Section 2935.09, Revised Code, provides as follows:
"In all cases not provided by Sections 2935.02 to 2935.08, inclusive, of the Revised Code, in order to cause the arrest or prosecution of a person charged with committing an offense in the state, a peace officer, or a private citizen having knowledge of the facts, shall file with the judge or clerk of a court of record, or with a magistrate, an affidavit charging the offense committed, or shall file such affidavit with the prosecuting attorney or attorney charged by law with the prosecution of offenses in court or before such magistrate, for the purpose of having a complaint filed by such prosecuting or other authorized attorney." (Emphasis added.)
Since appellant stipulated that the investigator did not have personal knowledge of the facts as stated in the affidavit, the affidavit was not filed by an authorized person unless the investigator is a "peace officer," within the meaning of those words as used in the above section.

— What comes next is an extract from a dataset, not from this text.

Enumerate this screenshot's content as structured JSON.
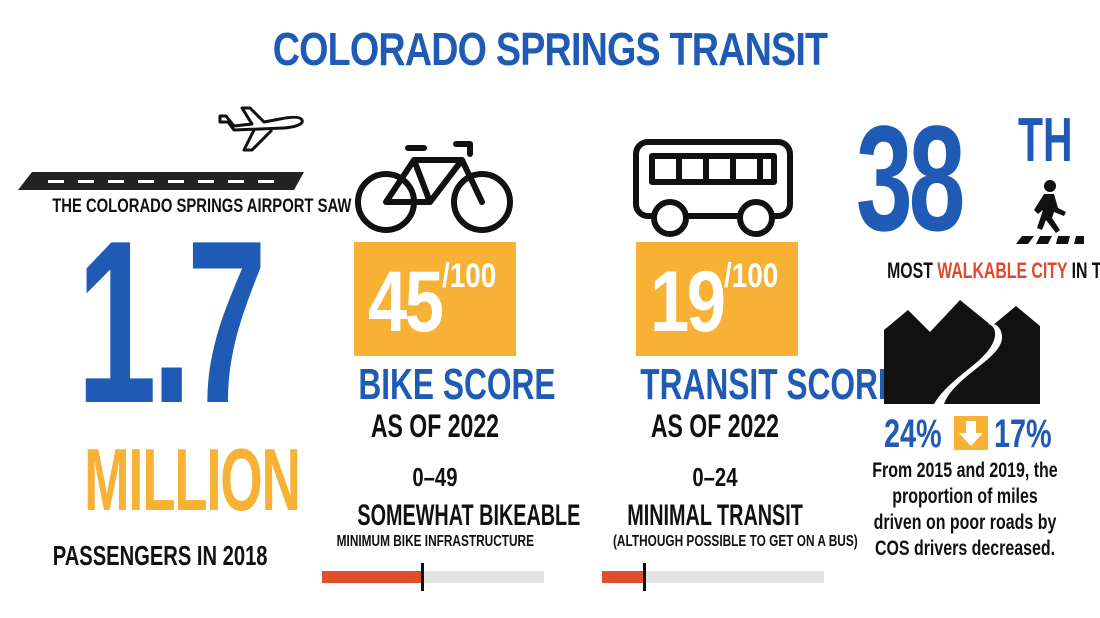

Section 2935.01(B), Revised Code, provides as follows:
"`Peace officer' includes a sheriff, deputy sheriff, marshal, deputy marshal, member of the organized police department of any municipality, a police constable of any township, and, for the purpose of arrests within those areas, and for the purposes of Chapter 5503 of the Revised Code, and the filing of and service of process relating to those offenses witnessed or investigated by them, includes the superintendent and patrolmen of the State Highway Patrol." (Emphasis added.)
The use of the word "includes" in the definition of "peace officer" evidences an intent that the General Assembly did not mean to exclude other constituted officers who may be granted enforcement powers by the General Assembly.
To determine if the investigator was a "peace officer," it is necessary to ascertain the extent of his enforcement powers.
The General Assembly must have intended the Secretary of the State Dental Board to have the power to sign an affidavit. Section 4715.05, Revised Code, states:
"The Secretary of the State Dental Board shall enforce Sections 4715.01 to 4715.35, inclusive, of the Revised Code. * * *"
That section makes the secretary the chief enforcement officer, while Section 4715.04, Revised Code, recognizes that he alone can not visit all those connected with dentistry in the state, interview all those witnesses having personal knowledge of violations, and prepare and file affidavits throughout the state. Section 4715.04, Revised Code, provides, in part, that:
"* * * Such board may employ such assistants, inspectors, investigators, and clerical help as it deems necessary to enforce Sections 4715.01 to 4715.35, inclusive, of the Revised Code * * *." (Emphasis added.)
Investigators for the State Dental Board are the enforcement agents, under the supervision of the secretary of the board, charged with the responsibility of enforcing the statutes regulating the practice of dentistry and ferreting out violators thereof. These investigators are "peace officers," within the meaning of those words as used in Section 2935.09, Revised Code, and, thus, have the authority to file affidavits to cause prosecutions for violations of the laws regulating the practice of dentistry.
The judgment of the Court of Appeals is, therefore, reversed.
MATTHIAS, Acting Chief Justice, COLE, SCHNEIDER and HERBERT, JJ., concur.
DUNCAN, J., concurs in paragraphs one and two of the syllabus, but dissents from paragraph three of the syllabus and from the judgment.
COLE, J., of the Third Appellate District, sitting for TAFT, C.J.